DNR removed the North Ave Dam by Frank Disco Gratke

Mill Pond Dam is in the DNR sites. It's such an easy way not to clean up the  the accumulated garbage, as the article below says. The New Oak Creek watershed study is due out 2018.

  1. By looking at the land on both sides of the Milwaukee River above the North Avenue bridge, it is hard to know that the dam was removed in 1997.
  2. Nevertheless, environmental quality and river uses along the Milwaukee River were still limited. Recognizing these conditions, the Department of Natural Resources completed a comprehensive plan that recommended improvements throughout the Milwaukee River Basin. Thanks in part to this planning effort, a Milwaukee River Revitalization Council and a watershed plan developed to focus on the river's cultural, environmental, recreational and economic benefits. The River Revitalization Foundation raised community support to acquire land to form a recreational trail and corridor along the lower riverbanks. Now, cement that might formerly have been used to channel and straighten the river is being poured for river walks, new homes and businesses proud to carry a riverside address.
  3. As noted in the River Alliance's account of river recovery, "At the former Chair Factory dam site in Grafton, removal uncovered beautiful dells as this portion of the Milwaukee River cuts through the Niagara Escarpment. At both New Fane and Young America dam sites, removal restored habitat for the threatened longear sunfish. In West Bend, removal of the Woolen Mills dam...[subsequently] created a 60-acre park that has become the crown jewel of that city."
  4. Removing the North Avenue Dam and impoundment was viewed as a linchpin for riverside recovery. In late 1990, the dam gates were opened, lowering water levels to accommodate replacing of a water main and repairing a bridge. Then-Mayor John Norquist agreed to leave the dam gates open while DNR staff led a technical advisory group consisting of city, county, village of Shorewood, Southeastern Wisconsin Regional Planning Commission and the Milwaukee Metropolitan Sewerage District. The technical team studied alternatives and recommended partial removal of the dam to lower and narrow the river flow to natural conditions. Once exposed muds dried out and consolidated, the riverbanks were seeded with natural vegetation to keep sediments in place as the river returned to a natural state.

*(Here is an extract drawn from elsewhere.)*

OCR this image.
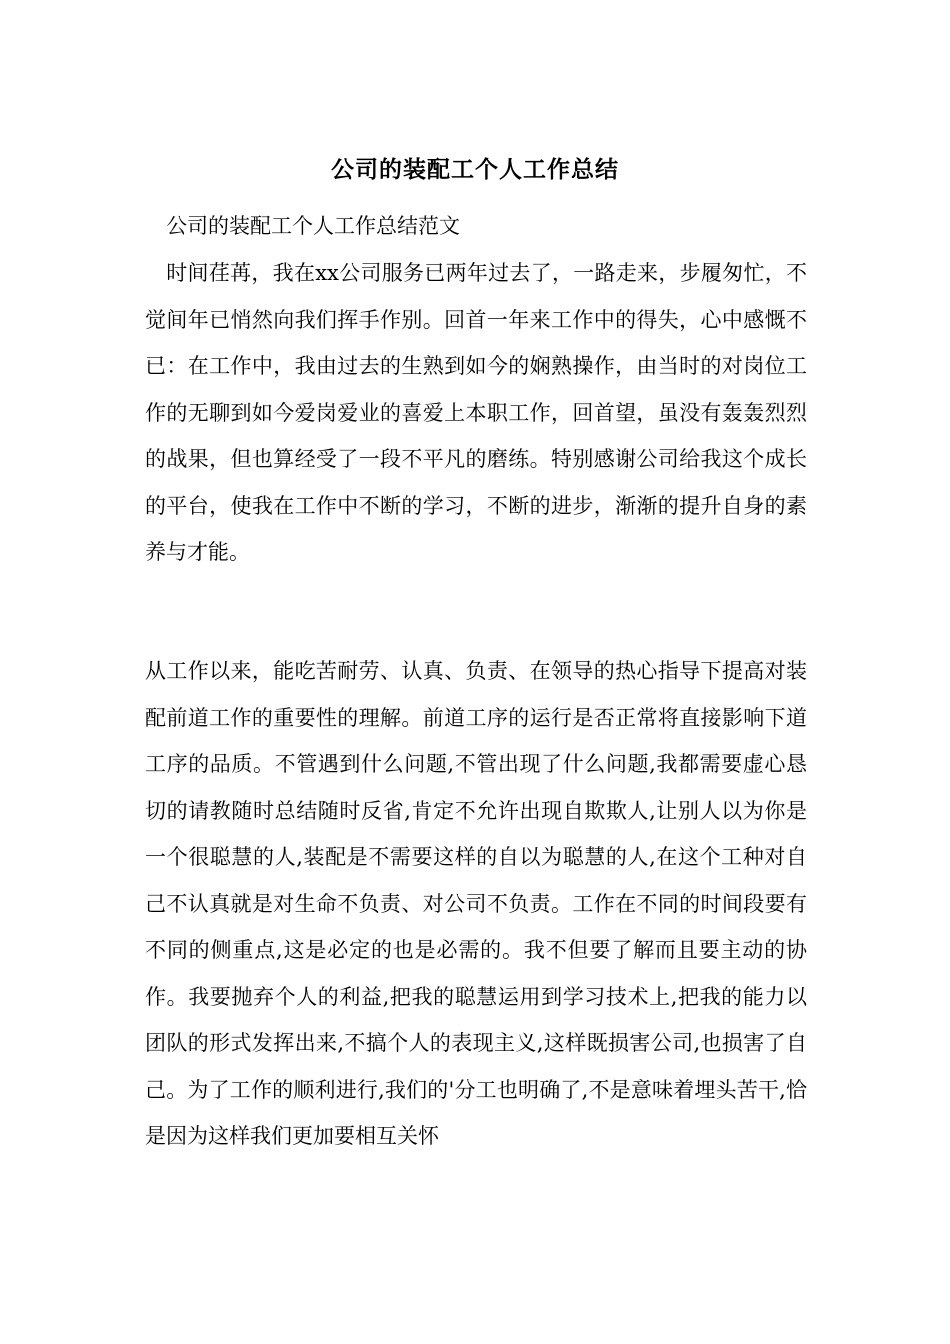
公司的装配工个人工作总结
公司的装配工个人工作总结范文

　时间荏苒，我在xx公司服务已两年过去了，一路走来，步履匆忙，不觉间年已悄然向我们挥手作别。回首一年来工作中的得失，心中感慨不已：在工作中，我由过去的生熟到如今的娴熟操作，由当时的对岗位工作的无聊到如今爱岗爱业的喜爱上本职工作，回首望，虽没有轰轰烈烈的战果，但也算经受了一段不平凡的磨练。特别感谢公司给我这个成长的平台，使我在工作中不断的学习，不断的进步，渐渐的提升自身的素养与才能。

从工作以来，能吃苦耐劳、认真、负责、在领导的热心指导下提高对装配前道工作的重要性的理解。前道工序的运行是否正常将直接影响下道工序的品质。不管遇到什么问题,不管出现了什么问题,我都需要虚心恳切的请教随时总结随时反省,肯定不允许出现自欺欺人,让别人以为你是一个很聪慧的人,装配是不需要这样的自以为聪慧的人,在这个工种对自己不认真就是对生命不负责、对公司不负责。工作在不同的时间段要有不同的侧重点,这是必定的也是必需的。我不但要了解而且要主动的协作。我要抛弃个人的利益,把我的聪慧运用到学习技术上,把我的能力以团队的形式发挥出来,不搞个人的表现主义,这样既损害公司,也损害了自己。为了工作的顺利进行,我们的'分工也明确了,不是意味着埋头苦干,恰是因为这样我们更加要相互关怀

  5. The 2.5 miles of river from the Estabrook Dam to the North Avenue Dam narrowed considerably as the free-flowing river resumed a more natural course. The drawdown also exposed more than 150 years of accumulated garbage. During the summers of 1991 and 1992, Youth Conservation Corps members and numerous volunteers removed and recycled more than 2,000 tires and about 600 yards of other debris including auto parts, shopping carts and appliances. Water quality and habitat was improving. Fish subsequently moved in from populations upstream and downstream of the former dam.
  6. Downstream, the City began building the first segment of a downtown river walk system and started holding annual festivals like River Splash to celebrate the river. The enthusiasm spawned equal interest in revitalizing neighborhoods and housing downtown. Further study recommended removing the dam in its entirety. Permits were secured and the dam was taken out in 1997.
  7. The fishery responded very quickly, noted Will Wawrzyn, one of the DNR biologists who spent more than seven years working on the project. Fish species using the river increased five-fold in just a few years. The waters that used to hold common carp and white sucker now have healthy populations of smallmouth bass. Walleye and lake sturgeon restoration projects are underway and a state-threatened species, the greater redhorse, is common here. Where the river flow remains strong and steady, trout and salmon have migrated approximately 30 river miles upstream as far as the Village of Grafton on the Milwaukee River and to the City of Cedarburg on Cedar Creek. Today, you can walk along the former impoundment and see herons and osprey, red fox and river otters on restored wetlands along the floodplain.